Thursday 5 September 2013

Intel pushes speed, reliability claims with its new MXC cable

IDG News Service - An optical interconnect introduced by Intel on Wednesday may someday slim down cabling throughout data centers if the company can get enough vendors to mass-produce it.

The interconnect, which Intel is calling MXC, is designed to offer high speed with a long reach and a relatively low cost. Intel developed MXC with Corning and showed it off at a press event in San Francisco. Its next goal is to publish the MXC specification so fiber manufacturers can start using it to develop new products, said Victor Krutul, director of business development and marketing at Intel's Silicon Photonics Operation.

MXC is protocol-agnostic and could be used for network links throughout a data center, over technologies that could include Terabit Ethernet, Krutul said. At Wednesday's event, Intel used it to connect two trays of microservers to each other in a demonstration rack. The fiber could also be used to link servers to a top-of-rack switch, connect a series of those switches to a bigger switch at the end of a row, or form the backbone of the data-center network, Krutul said.

A key application where MXC may be needed is so-called rack-level computing, where the various components found in servers are separated and packed in large numbers into rack units of their own, Krutul said. Rack-level computing needs to bring together parts distributed throughout a data center, an ideal fit for MXC's range and speed, he said.

Intel gave a few details about MXC in its description of a session at next week's Intel Developer Forum. The announcement on Wednesday came alongside other signs that the company is making another push into networking, a market where it has had mixed results. Intel also announced the Atom C2000 low-power processor line, which will come in system-on-a-chip variants for switches and routers, among other uses.

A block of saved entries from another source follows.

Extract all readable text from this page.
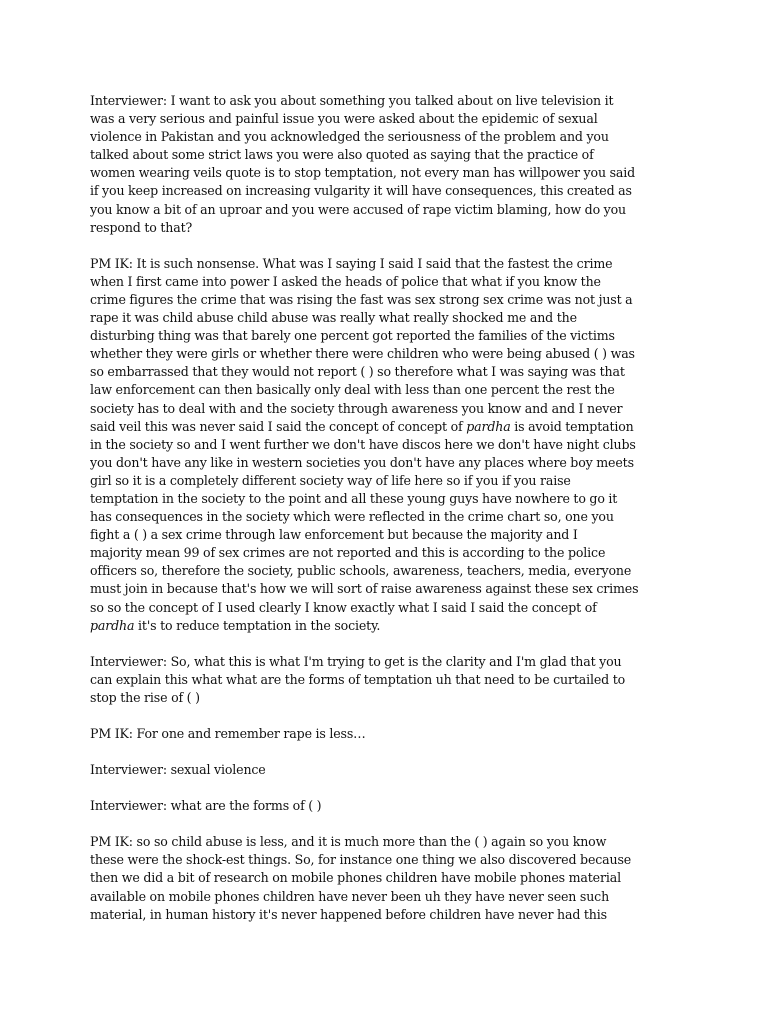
Interviewer: I want to ask you about something you talked about on live television it
was a very serious and painful issue you were asked about the epidemic of sexual
violence in Pakistan and you acknowledged the seriousness of the problem and you
talked about some strict laws you were also quoted as saying that the practice of
women wearing veils quote is to stop temptation, not every man has willpower you said
if you keep increased on increasing vulgarity it will have consequences, this created as
you know a bit of an uproar and you were accused of rape victim blaming, how do you
respond to that?

PM IK: It is such nonsense. What was I saying I said I said that the fastest the crime
when I first came into power I asked the heads of police that what if you know the
crime figures the crime that was rising the fast was sex strong sex crime was not just a
rape it was child abuse child abuse was really what really shocked me and the
disturbing thing was that barely one percent got reported the families of the victims
whether they were girls or whether there were children who were being abused ( ) was
so embarrassed that they would not report ( ) so therefore what I was saying was that
law enforcement can then basically only deal with less than one percent the rest the
society has to deal with and the society through awareness you know and and I never
said veil this was never said I said the concept of concept of pardha is avoid temptation
in the society so and I went further we don't have discos here we don't have night clubs
you don't have any like in western societies you don't have any places where boy meets
girl so it is a completely different society way of life here so if you if you raise
temptation in the society to the point and all these young guys have nowhere to go it
has consequences in the society which were reflected in the crime chart so, one you
fight a ( ) a sex crime through law enforcement but because the majority and I
majority mean 99 of sex crimes are not reported and this is according to the police
officers so, therefore the society, public schools, awareness, teachers, media, everyone
must join in because that's how we will sort of raise awareness against these sex crimes
so so the concept of I used clearly I know exactly what I said I said the concept of
pardha it's to reduce temptation in the society.

Interviewer: So, what this is what I'm trying to get is the clarity and I'm glad that you
can explain this what what are the forms of temptation uh that need to be curtailed to
stop the rise of ( )

PM IK: For one and remember rape is less…

Interviewer: sexual violence

Interviewer: what are the forms of ( )

PM IK: so so child abuse is less, and it is much more than the ( ) again so you know
these were the shock-est things. So, for instance one thing we also discovered because
then we did a bit of research on mobile phones children have mobile phones material
available on mobile phones children have never been uh they have never seen such
material, in human history it's never happened before children have never had this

MXC can carry 25Gbps (bits per second) on each fiber over a distance of 300 meters, a combination of speed and range that today's most comparable fiber technology, VCSEL (vertical cavity surface-emitting laser), can't achieve, said Ken Chong, an Intel silicon photonics product line manager. VCSEL offers 10Gbps over 300 meters now, but at 25Gbps it can only go 100 meters or less, he said.

As many as 64 fibers can be bundled into one MXC cable, bringing its total capacity to as much as 1.6Tbps, Krutul said. That means MXC can be used for the 10Gbps connections commonly used in data centers today as well as newer 40Gbps and 100Gbps versions, up to the Terabit Ethernet that Ethernet researchers envision in the future, he said. Other protocols, such as PCI Express, could also ride over MXC fiber. MXC components convert the electronic signals at each end of a connection into optical signals, then back again at the other end.